A New parameterization of Correlation Matrices

I have been playing with the code provided here [1] of a way to simulate correlation matrices that ensures that they are positive definite. I was curious if it would be possible to implement something like this in Stan.

the code in the link requires a function to take a matrix exponential and I’m not seeing a built-in function for that in Stan. It looks like implementing matrix exponential in the diagonalized case would require calculating the eigenvectors in each iteration, which might be slow.

Any idea if this is a waste of time or worth trying?

[1] A New parameterization of Correlation Matrices

I thought this isn’t new, I knew about this last year! But it was the working paper version! I linked to it in Correlation Cats Part I – The Stan Blog.

Let me reread this, I believe it would be interesting to have matrix exponential exposed and this method tested.

Matrix exponential is exposed but it may be faulty.
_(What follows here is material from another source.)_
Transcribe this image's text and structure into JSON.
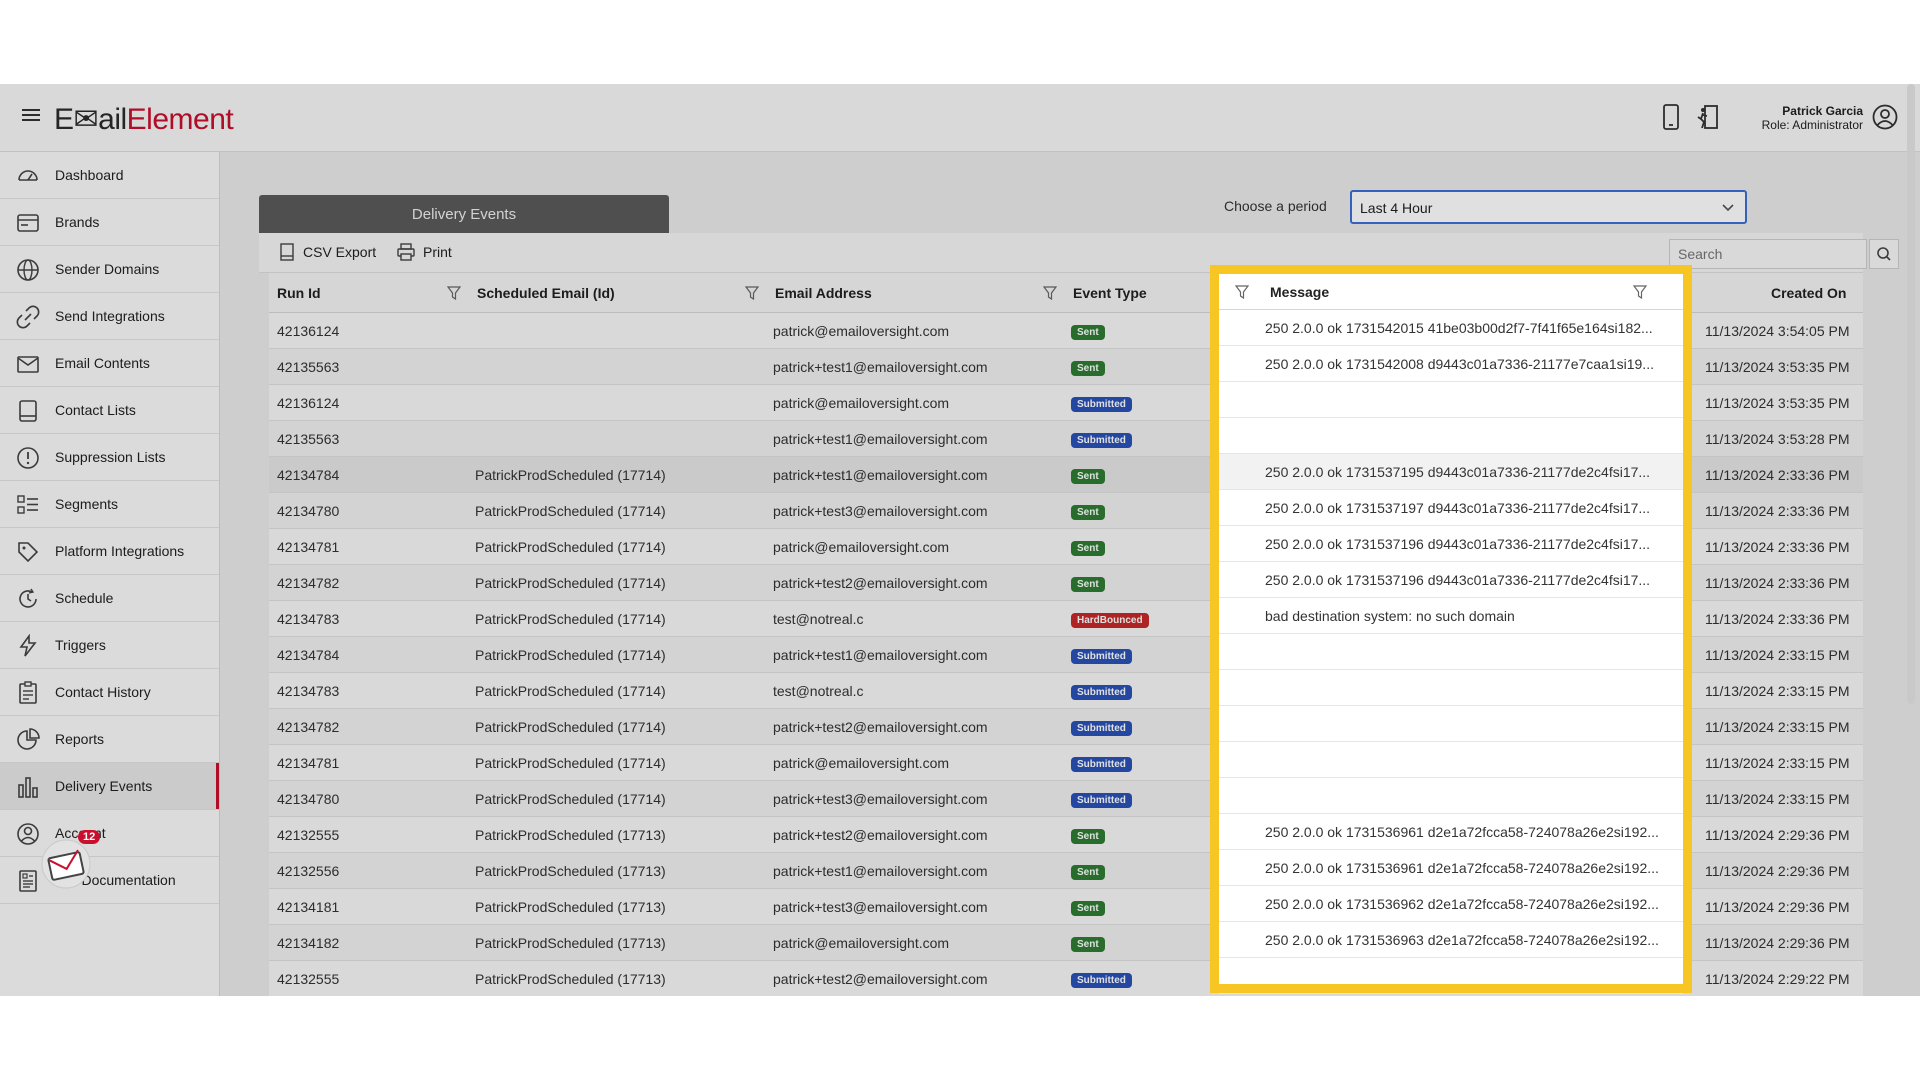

Is this yet another approach?

nice find, I’ll have to read through to see how the author implements this. The Stiefel space is not bijective with Euclidean and it can be quite difficult to implement in a way that is robust. There’s an open issue on github discussing this add Givens-based orthonormal matrix transform and inverse plus Jacobian · Issue #2590 · stan-dev/math · GitHub.

@FanqiMeng is your StanStiefel package online anywhere?

Very interesting! I am new to Stiefel manifolds. Geometry was never my thing though my first degree was math I just loved those stats too much. But now it is firmly in my sights for ongoing learning.

@mike-lawrence @spinkney can you recommend any primers? I have a copy of this book although I have yet to grapple with it, and it doesn’t have Stiefel in the index.